Ella mira hacia el fondo de la casa, donde comienza un terreno abandonado. 

—Ayer llamé a la Municipalidad para que corten el pastizal del baldío. Me dijeron que a ellos no les corresponde, que pertenece al ferrocarril. Entonces llamé a un teléfono que me dieron ellos. Les expliqué que ahí crecen mosquitos y ratas. Dijeron que lo tiene que cortar la Municipalidad. Seguro que si alguien hace un rancho, aparecen veinte dueños. 

—¿Me escuchaste lo que te dije antes?

—Sí, no te preocupes. Todos saben que esa mujer va al loquero todos los meses para que le den unas pastillas. Pero, también, puede ser la familia dueña del almacén donde yo trabajé a los trece. ¿Te acordás que el hijo ya tenía veintiséis y se había enamorado de mí?  Está resentido porque yo nunca le di nada. Ellos siempre andan con cuentos por el barrio.  Si inventan con palabras también pueden murmurar espantos así. 

—Así fue como Dios hizo el Mundo, “en un principio fue el Verbo” –dijo el pastor una vez que fui al Templo.

—Yo rezo todas las noches para que todo se arregle. Dale, vení adentro, mañana nos despertamos y nos vamos al parque a tomar tereré.

—No creo. Tendría que ocurrir un milagro para que yo llegue al amanecer.

 

Un helicóptero sobrevuela el barrio. El sonido de las hélices se aleja. Sólo se escucha a los mosquitos que zumban mientras las gotas de transpiración resbalan sobre los cuerpos tibios. Ella enciende un espiral que ha traído de adentro de la casa. El olor a humo suave se mezcla con el aroma del pasto y de la tierra. Se concentra en la lumbre hasta que su rostro se ilumina. Un trozo de voluta gris, cae. 
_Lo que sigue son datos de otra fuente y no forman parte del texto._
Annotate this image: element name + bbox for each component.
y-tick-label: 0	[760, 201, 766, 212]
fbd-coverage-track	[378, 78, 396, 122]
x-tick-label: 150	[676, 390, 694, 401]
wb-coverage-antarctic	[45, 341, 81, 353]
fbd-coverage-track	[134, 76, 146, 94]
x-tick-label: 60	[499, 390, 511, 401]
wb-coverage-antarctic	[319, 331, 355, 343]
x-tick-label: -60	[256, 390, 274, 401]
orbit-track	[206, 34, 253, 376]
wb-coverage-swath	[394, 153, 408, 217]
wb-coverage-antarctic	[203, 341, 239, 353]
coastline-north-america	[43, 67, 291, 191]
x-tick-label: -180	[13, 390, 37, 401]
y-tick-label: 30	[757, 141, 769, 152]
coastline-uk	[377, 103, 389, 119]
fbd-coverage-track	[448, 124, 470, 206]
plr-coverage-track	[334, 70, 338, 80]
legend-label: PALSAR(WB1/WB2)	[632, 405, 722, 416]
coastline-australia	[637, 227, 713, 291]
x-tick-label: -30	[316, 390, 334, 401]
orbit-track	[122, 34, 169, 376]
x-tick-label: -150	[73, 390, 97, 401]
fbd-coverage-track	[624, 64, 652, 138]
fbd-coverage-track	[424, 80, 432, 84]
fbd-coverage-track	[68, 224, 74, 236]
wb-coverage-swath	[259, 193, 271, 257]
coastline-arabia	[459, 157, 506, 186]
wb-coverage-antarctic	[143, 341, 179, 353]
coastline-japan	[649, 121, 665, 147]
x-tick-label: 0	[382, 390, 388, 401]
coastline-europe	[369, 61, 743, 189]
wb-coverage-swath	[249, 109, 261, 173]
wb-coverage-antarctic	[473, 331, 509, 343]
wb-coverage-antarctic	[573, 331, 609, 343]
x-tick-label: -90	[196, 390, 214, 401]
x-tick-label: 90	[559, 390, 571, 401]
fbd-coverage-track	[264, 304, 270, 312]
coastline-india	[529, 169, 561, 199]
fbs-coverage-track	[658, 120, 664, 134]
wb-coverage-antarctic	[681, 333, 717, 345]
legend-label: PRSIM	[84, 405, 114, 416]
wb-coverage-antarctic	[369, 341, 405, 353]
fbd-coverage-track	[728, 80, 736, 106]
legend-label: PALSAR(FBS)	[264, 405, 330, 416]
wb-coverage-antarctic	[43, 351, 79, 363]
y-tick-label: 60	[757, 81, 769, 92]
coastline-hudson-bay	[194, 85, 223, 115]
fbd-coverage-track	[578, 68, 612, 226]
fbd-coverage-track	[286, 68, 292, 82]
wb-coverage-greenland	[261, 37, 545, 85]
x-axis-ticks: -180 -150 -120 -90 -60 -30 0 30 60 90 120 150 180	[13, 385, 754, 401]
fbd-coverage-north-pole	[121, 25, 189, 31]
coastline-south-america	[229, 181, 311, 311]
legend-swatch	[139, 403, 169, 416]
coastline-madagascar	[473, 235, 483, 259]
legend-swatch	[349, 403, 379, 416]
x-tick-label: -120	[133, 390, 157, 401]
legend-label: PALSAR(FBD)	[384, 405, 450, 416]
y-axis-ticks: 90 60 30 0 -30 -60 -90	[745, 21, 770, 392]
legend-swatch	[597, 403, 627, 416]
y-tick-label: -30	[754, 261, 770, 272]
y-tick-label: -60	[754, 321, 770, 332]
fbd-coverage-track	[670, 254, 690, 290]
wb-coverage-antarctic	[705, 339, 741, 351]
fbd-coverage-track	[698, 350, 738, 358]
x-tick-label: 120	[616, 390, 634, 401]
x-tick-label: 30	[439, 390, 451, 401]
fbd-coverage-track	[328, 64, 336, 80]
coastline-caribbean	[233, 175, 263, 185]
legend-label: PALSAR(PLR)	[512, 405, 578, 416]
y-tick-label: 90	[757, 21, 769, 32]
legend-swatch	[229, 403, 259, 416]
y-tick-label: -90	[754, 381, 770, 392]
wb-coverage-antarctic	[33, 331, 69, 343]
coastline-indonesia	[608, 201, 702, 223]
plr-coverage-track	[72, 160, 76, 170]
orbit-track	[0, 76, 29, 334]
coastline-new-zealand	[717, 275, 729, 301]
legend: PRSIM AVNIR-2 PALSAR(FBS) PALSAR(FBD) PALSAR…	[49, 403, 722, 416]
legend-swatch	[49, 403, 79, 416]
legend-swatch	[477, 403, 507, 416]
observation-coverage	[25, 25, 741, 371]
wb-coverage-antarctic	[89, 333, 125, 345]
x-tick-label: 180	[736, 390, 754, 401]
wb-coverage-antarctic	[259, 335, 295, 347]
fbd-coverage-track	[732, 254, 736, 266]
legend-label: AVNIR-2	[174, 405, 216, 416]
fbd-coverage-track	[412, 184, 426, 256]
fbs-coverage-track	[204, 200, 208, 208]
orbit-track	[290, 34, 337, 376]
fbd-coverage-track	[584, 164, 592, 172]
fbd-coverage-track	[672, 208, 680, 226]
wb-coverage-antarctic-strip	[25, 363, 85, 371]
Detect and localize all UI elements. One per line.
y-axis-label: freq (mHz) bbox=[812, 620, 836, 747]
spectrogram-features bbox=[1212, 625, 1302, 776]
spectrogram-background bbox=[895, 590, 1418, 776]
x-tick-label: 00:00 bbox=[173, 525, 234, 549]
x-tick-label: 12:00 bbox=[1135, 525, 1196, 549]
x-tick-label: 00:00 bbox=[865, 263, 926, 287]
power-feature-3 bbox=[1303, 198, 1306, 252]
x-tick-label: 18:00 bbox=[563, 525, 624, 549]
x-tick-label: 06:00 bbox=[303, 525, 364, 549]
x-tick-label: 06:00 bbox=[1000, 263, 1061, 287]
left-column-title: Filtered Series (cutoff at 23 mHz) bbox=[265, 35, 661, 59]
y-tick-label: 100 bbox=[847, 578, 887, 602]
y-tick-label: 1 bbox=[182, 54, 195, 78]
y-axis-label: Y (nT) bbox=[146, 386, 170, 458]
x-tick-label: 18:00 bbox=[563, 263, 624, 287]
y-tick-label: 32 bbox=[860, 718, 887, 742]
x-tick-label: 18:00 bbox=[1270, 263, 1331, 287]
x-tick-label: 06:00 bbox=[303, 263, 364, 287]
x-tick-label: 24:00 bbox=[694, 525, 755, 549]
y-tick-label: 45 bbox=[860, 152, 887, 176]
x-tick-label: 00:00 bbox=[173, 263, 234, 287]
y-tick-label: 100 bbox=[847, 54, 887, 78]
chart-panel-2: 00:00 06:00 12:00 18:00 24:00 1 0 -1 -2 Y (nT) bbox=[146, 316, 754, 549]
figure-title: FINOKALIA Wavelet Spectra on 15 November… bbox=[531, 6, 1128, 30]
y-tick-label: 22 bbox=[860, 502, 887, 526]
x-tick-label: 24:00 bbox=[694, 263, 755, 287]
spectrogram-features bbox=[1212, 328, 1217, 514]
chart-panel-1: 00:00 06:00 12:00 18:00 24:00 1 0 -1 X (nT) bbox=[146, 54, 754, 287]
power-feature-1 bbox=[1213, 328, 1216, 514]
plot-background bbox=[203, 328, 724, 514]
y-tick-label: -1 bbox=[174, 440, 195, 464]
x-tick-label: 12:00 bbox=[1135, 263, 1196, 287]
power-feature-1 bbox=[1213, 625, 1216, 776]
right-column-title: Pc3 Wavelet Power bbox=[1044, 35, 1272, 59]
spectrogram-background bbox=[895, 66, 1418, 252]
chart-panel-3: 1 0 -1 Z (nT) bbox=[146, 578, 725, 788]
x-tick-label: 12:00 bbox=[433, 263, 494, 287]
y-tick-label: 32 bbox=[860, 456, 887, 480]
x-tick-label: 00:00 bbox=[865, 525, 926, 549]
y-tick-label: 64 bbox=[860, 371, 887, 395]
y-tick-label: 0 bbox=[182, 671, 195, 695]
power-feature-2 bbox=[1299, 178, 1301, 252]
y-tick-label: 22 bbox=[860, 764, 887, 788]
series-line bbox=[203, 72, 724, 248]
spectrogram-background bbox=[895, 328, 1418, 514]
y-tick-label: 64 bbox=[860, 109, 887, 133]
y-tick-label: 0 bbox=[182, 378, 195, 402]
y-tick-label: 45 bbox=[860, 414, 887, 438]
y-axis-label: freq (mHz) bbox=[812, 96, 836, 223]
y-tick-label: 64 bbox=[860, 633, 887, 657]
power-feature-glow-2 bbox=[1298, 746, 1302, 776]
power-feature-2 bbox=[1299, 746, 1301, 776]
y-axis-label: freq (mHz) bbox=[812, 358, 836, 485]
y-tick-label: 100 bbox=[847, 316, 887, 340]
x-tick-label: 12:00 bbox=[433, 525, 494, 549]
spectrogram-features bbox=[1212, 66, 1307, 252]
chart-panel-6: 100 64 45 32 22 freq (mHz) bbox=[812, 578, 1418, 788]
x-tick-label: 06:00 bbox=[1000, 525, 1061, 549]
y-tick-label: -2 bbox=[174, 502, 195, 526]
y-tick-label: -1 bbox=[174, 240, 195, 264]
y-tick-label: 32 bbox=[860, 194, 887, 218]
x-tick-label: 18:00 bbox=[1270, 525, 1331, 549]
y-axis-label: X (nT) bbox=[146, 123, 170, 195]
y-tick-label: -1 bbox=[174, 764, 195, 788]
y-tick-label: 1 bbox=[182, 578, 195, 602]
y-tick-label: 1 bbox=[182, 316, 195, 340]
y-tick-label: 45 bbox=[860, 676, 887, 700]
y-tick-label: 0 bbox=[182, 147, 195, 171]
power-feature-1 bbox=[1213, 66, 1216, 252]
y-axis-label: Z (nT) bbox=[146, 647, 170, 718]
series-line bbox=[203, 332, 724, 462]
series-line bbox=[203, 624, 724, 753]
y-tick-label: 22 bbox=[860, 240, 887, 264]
Las nubes cubren parte de una luna llena de agua. El cielo nocturno se ha quebrado en dos. Ahora se escucha el grillar, y el canto de las mosquitas con sus jinetes arriba y tres disparos que vienen desde la calle de atrás de la vía.

Los dos corren adentro y se abrazan. Largo rato. Finalmente se sientan en la cocina. Ella se levanta, toma un recipiente de plástico y revisa cuánto queda de yerba mate. Llena una botella de agua y la pone en la heladera, al fondo, donde más enfría. 

—Para mañana –susurra. 

En el barro de la zanja sólo ha quedado la impresión de las huellas de unos pies, dos gotas de sangre y cenizas.